I’ve been trying to figure out why I’m afraid to touch these dead things. It isn’t about anything rational, and it’s not a superficial squeamishness. It’s deeper than that, more intractable; it’s monsters in the closet, trolls under the bridge. I know that if I hadn’t had a neighbor willing to throw the mouse away, I would have closed that bedroom door, sealed the opening beneath it with a towel, and left the carcass there until my husband got home. I am terrified to feel the weight of death in my hands.

Like so many other fears, naming it doesn’t make it go away. To understand isn’t necessarily to overcome. I keep tugging on the thread of this fear, trying to unravel the string back to a source. Today it leads me to a photo: a four-year old stands by a rosebush, reaching toward it. In one memory of this picture, an older brother is chasing me around the yard. In another, I’ve just put down the hose, which, I’m told, I would hold for hours, mesmerized by the flow of water.

Something about that little girl’s expression makes me think she was both living in that moment and already writing its story, that she was not just laughing at the water flowing from the hose, but capturing it, wondering about it, and preparing herself to report back to anyone who would listen that water comes out of a hose and turns into a rosebush.

Kafka explains this little girl to me when he says, “I have never understood how it is possible for almost everyone who writes to objectify his sufferings in the very midst of undergoing them.” He might have substituted “joys” or “loves” for “sufferings” if he had lived a happier life. I don’t know when I first realized I had a job in the world, that it would be my place not just to be, but to observe and to tell, to “objectify [my] experience” even as I was busy living it, but when I look at that little girl, I think she knew.
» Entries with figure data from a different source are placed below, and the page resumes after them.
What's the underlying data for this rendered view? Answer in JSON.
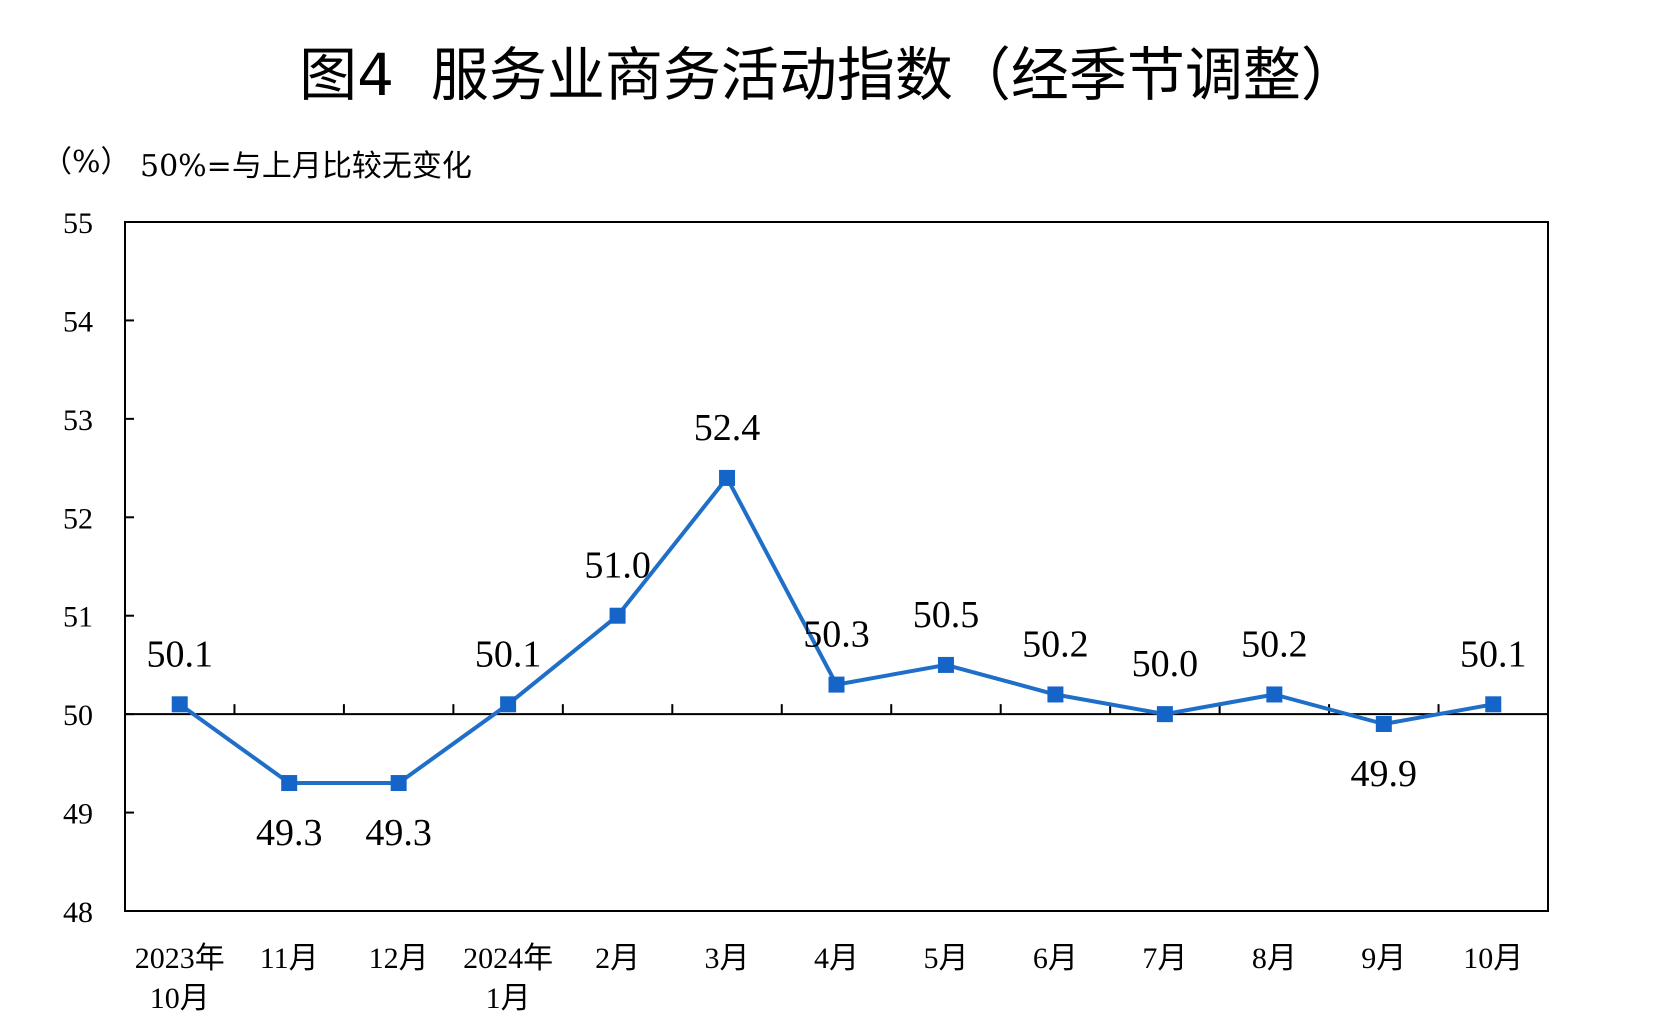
{
  "chart_data": {
    "type": "line",
    "title": "图4  服务业商务活动指数（经季节调整）",
    "unit_label": "（%）",
    "note": "50%=与上月比较无变化",
    "categories": [
      [
        "2023年",
        "10月"
      ],
      [
        "11月"
      ],
      [
        "12月"
      ],
      [
        "2024年",
        "1月"
      ],
      [
        "2月"
      ],
      [
        "3月"
      ],
      [
        "4月"
      ],
      [
        "5月"
      ],
      [
        "6月"
      ],
      [
        "7月"
      ],
      [
        "8月"
      ],
      [
        "9月"
      ],
      [
        "10月"
      ]
    ],
    "values": [
      50.1,
      49.3,
      49.3,
      50.1,
      51.0,
      52.4,
      50.3,
      50.5,
      50.2,
      50.0,
      50.2,
      49.9,
      50.1
    ],
    "value_labels": [
      "50.1",
      "49.3",
      "49.3",
      "50.1",
      "51.0",
      "52.4",
      "50.3",
      "50.5",
      "50.2",
      "50.0",
      "50.2",
      "49.9",
      "50.1"
    ],
    "yticks": [
      "48",
      "49",
      "50",
      "51",
      "52",
      "53",
      "54",
      "55"
    ],
    "ylim": [
      48,
      55
    ],
    "baseline": 50,
    "line_color": "#1f6fc9",
    "marker_color": "#1565c8",
    "grid": false
  }
}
It’s dangerous, though. What if there are things you are afraid to know, like the weight and warmth of a dead bird in your hand? What if you are unwilling to go near the things that disturb you, like small dead animals in your home? What if you are too small, and the world is too big, and you decide to keep your art at a distance? What if you keep objectifying without writing?

Since art is how you were built to live, you end up, without ever planning it, keeping your whole life at a distance. You develop a limp, one foot walking on the path leading you to write, to be who you are built to be, one stepping safely on the same path you think everyone else is on. Your massage therapist confirms it: one leg has grown shorter than the other, one hipbone tilts awry.

It turns out this is an essay about art. We make up myths to explain the inexplicable, to help us tell the truth about the world. I have been trying to explain to myself why for so many years I lived without being claimed by writing. That objectivity that I mastered young lets you zoom out, live at a distance, while writing, if you do it, pulls you back in to the marrow. Kafka called a “non-writing writer” a “monster courting insanity.” Perhaps he meant a woman who might just begin screaming if she has to touch a dead robin by the wine cellar.

I don’t know if I have figured anything out here, or if I have said anything that will help anyone else figure anything out. I’d like to think I have. I do know that when Fred got home, it took him about twenty seconds to don a work glove, pick up the dead robin, and toss her in the trash outside.